I am a theatre geek.
I graduated from college with a degree in journalism AND theatre (one for my parents, one for me.)
I love the way a story comes to life on the stage, with all the visual elements tied in. And while I'm a novelist as well, in my mind, my stories always have a cinematic or theatrical aspect to them.
We just got back from a whirlwind weekend in New York City, a place that solidified my love of theatre years ago when I studied at Circle in the Square.
I had a teacher who suggested the summer intensive program, and I was intrigued. Some of the best teachers in the country, faculty at Julliard and people with real acting credits, taught there. I wanted to learn from them.
So the last semester of my sophomore year, I drove in to Steppenwolf Theatre in Chicago to audition for a wispy man who ran the school at Circle. Looking back, I wish I'd chosen a different contemporary monologue, but at that point in my life I still thought I had to mold myself to be who other people wanted me to be.
Sometimes I feel like I'm still learning that's not true.
Anyway, weeks later, I got the acceptance letter.
I was going to New York City.
Keep in mind that I am a small town girl. I grew up in Dixon, Illinois, and with the exception of a few poorly executed family vacations, I didn't get around much. And yet, somehow, I had it in my mind that the city held something for me that the Midwest didn't.
And I was right.
My dad took me to New York the summer before my Junior Year. He got me settled in NYU housing where I was living in a suite with four other girls. I had one very loud, semi-obnoxious suitemate who loved the phrase "the bane of my existence" (which I had never heard before) and one wonderful, sweet roommate who was in the city studying Journalism.
She got to meet Rosie O'Donnell on the set of Harriet the Spy. Apparently, she wasn't very nice.
I remember standing in my room after my dad left (and prayed for me–as a parent I now realize how hard that must've been), looking down on all the people, making their way in a foreign land that felt so big and frightening. How did they do that? How did they make it look so easy?
I remember three days in, crying in the shower, certain I had made the biggest mistake of my life. What made me think I could ever figure out somewhere as big and scary as NYC? I was the girl who couldn't even spend a whole week away from home at summer camp.
I was terrified.
I had a crash course in how to get around in the city from my former teacher who now lived there. I don't know what happened to her, but she was the tour guide who taught me the subway system and walked the entire commute I needed to take to get to school each day. It was a hike to get from Union Station up to Broadway and 50th.

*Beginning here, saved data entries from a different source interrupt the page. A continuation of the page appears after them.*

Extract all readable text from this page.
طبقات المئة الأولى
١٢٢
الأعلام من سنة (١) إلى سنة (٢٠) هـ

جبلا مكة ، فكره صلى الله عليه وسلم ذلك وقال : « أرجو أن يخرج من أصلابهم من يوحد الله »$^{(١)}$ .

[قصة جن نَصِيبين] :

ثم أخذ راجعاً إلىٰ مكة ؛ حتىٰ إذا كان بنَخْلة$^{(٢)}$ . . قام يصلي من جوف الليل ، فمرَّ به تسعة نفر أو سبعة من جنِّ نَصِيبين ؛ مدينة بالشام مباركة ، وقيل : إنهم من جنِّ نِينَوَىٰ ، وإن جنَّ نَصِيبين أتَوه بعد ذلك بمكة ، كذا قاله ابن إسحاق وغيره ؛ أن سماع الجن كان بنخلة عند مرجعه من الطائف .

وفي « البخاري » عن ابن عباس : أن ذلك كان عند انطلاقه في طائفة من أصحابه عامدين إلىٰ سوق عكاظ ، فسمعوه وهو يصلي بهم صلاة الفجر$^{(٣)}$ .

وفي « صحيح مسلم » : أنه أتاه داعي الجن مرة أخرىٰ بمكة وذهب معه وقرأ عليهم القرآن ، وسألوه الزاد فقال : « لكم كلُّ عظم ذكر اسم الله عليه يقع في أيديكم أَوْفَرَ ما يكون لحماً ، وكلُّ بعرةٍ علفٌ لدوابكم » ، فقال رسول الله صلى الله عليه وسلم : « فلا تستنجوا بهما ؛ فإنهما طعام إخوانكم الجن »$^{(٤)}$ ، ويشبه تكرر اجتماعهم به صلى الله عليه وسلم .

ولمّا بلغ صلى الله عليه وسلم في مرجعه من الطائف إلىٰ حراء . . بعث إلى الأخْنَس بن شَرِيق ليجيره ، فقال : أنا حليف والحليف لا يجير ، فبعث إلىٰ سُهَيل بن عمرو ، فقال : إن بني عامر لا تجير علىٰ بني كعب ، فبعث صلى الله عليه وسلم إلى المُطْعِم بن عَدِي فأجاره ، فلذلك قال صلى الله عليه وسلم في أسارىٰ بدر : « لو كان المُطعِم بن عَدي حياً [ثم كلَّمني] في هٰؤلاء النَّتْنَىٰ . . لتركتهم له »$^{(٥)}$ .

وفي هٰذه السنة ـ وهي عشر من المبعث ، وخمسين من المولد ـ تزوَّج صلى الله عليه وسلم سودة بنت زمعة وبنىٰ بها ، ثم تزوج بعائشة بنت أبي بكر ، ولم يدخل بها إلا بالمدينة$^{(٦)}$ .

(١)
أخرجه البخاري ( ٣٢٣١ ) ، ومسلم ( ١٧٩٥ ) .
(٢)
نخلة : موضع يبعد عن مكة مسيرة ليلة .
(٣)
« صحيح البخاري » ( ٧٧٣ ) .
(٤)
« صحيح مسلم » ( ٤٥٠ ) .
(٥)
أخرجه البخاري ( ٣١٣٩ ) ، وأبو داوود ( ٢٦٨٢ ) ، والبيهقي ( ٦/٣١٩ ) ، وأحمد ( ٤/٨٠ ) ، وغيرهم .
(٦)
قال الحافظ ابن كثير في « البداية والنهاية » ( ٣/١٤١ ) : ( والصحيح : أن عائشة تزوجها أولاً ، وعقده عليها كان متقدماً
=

And she was sure I could do it.
So that made me sure I could do it too.
Needless to say, I got my bearings eventually, and weeks in, people on the street were asking me for directions around the city. It made my whole life. I didn't look like a tourist. I fit in. I felt like I'd conquered New York, which meant, of course, that I was invincible.
Going back this past weekend was part nostalgia, part excitement and part fearful college girl all over again. But if there's one thing I've learned, it's that if you're ever going to grow, stretch, challenge and change, you have to step outside your comfort zone.
And when that becomes comfortable, you step out again.